Energy from the glaciers
speciale idroelettrica 1

A resource of energy

Most of the mountain regions in areas with a humid and temperate climate, including Italy, have a high production of hydroelectric power. This is an important item in the national energy accounts. The water of the mountain torrents flows down great drops, which determine an optimum energetic potential, but generally the outputs of the torrents are too variable to be exploited continually. Glacier melt waters guarantee a supply of large quantities of water in the summer season, when the other courses of water have run dry. It is sufficient to compare, with equal precipitation, the summer output of water courses in the Alps and in Central and Southern Italy, to realize the importance of the existence of glacier bodies in the surface water regimen.
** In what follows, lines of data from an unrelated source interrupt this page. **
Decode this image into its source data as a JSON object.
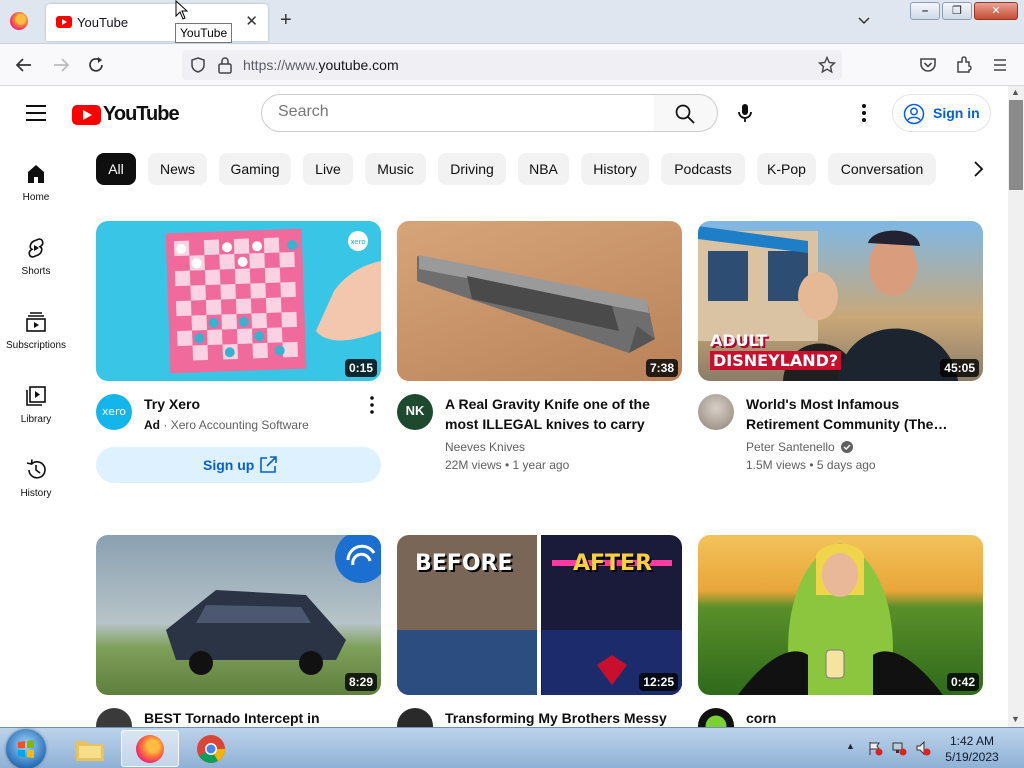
{
  "browser": {
    "tab_title": "YouTube",
    "tooltip": "YouTube",
    "url_prefix": "https://www.",
    "url_domain": "youtube.com",
    "window_buttons": [
      "–",
      "❐",
      "✕"
    ]
  },
  "header": {
    "logo_text": "YouTube",
    "search_placeholder": "Search",
    "sign_in_label": "Sign in"
  },
  "sidebar": {
    "items": [
      {
        "label": "Home",
        "icon": "home-icon"
      },
      {
        "label": "Shorts",
        "icon": "shorts-icon"
      },
      {
        "label": "Subscriptions",
        "icon": "subscriptions-icon"
      },
      {
        "label": "Library",
        "icon": "library-icon"
      },
      {
        "label": "History",
        "icon": "history-icon"
      }
    ]
  },
  "chips": [
    "All",
    "News",
    "Gaming",
    "Live",
    "Music",
    "Driving",
    "NBA",
    "History",
    "Podcasts",
    "K-Pop",
    "Conversation"
  ],
  "videos": [
    {
      "title": "Try Xero",
      "ad_badge": "Ad",
      "ad_sep": "·",
      "channel": "Xero Accounting Software",
      "duration": "0:15",
      "cta": "Sign up",
      "avatar_text": "xero"
    },
    {
      "title": "A Real Gravity Knife one of the most ILLEGAL knives to carry",
      "channel": "Neeves Knives",
      "meta": "22M views • 1 year ago",
      "duration": "7:38",
      "avatar_text": "NK"
    },
    {
      "title": "World's Most Infamous Retirement Community (The…",
      "channel": "Peter Santenello",
      "meta": "1.5M views • 5 days ago",
      "duration": "45:05",
      "thumb_text": [
        "ADULT",
        "DISNEYLAND?"
      ]
    },
    {
      "title": "BEST Tornado Intercept in History",
      "duration": "8:29"
    },
    {
      "title": "Transforming My Brothers Messy",
      "duration": "12:25",
      "thumb_text": [
        "BEFORE",
        "AFTER"
      ]
    },
    {
      "title": "corn",
      "duration": "0:42"
    }
  ],
  "taskbar": {
    "time": "1:42 AM",
    "date": "5/19/2023"
  },
  "colors": {
    "brand_red": "#ff0000",
    "link_blue": "#065fd4",
    "chip_bg": "#f2f2f2"
  }
}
For this reason many hydroelectric plants in the mountain areas are fed by ice melt waters, and in very many cases water is tapped directly from the torrents that form from the glaciers. Countries like Switzerland, Austria, Italy and New Zealand were among the first to exploit the productive potentiality of ice waters. At the start of the Seventies, 64% of the energy requirement in Switzerland was covered by the production of the hydroelectric power plants, that were mostly fed directly or indirectly by water melting from the glaciers. In the Italian Alps, there are a number of examples in the mountain regions in the north, in the regions of Piedmont, Valle d’Aosta, Trentino-Alto Adige and Lombardy, where the presence of glaciers enables an intensive use of water as a source of energy. In the Nineties, hydroelectric power accounted for 34% of the total energy produced in Lombardy, 80% in Piedmont, 99% in Trentino, and practically 100% in Valle d’Aosta, compared to 22% of the overall national total. One of the most imposing examples of exploitation of the water resources of the Alpine glaciers is the gravity dam in Dixence in Val des Dix in Switzerland. With its 285 m wall, it is the highest in the Alpine range and one of the highest in the world, supporting a reservoir with a capacity of 400 million m3. With a network of over 100 km of underground galleries and channel shunts , it collects the waters of the Cheilon Glacier and the glaciers coming from Mount Rosa and the Matterhorn, with plants that cover an overall surface area of 357 km2, half of which are covered by glaciers (data : Smiraglia, 1992).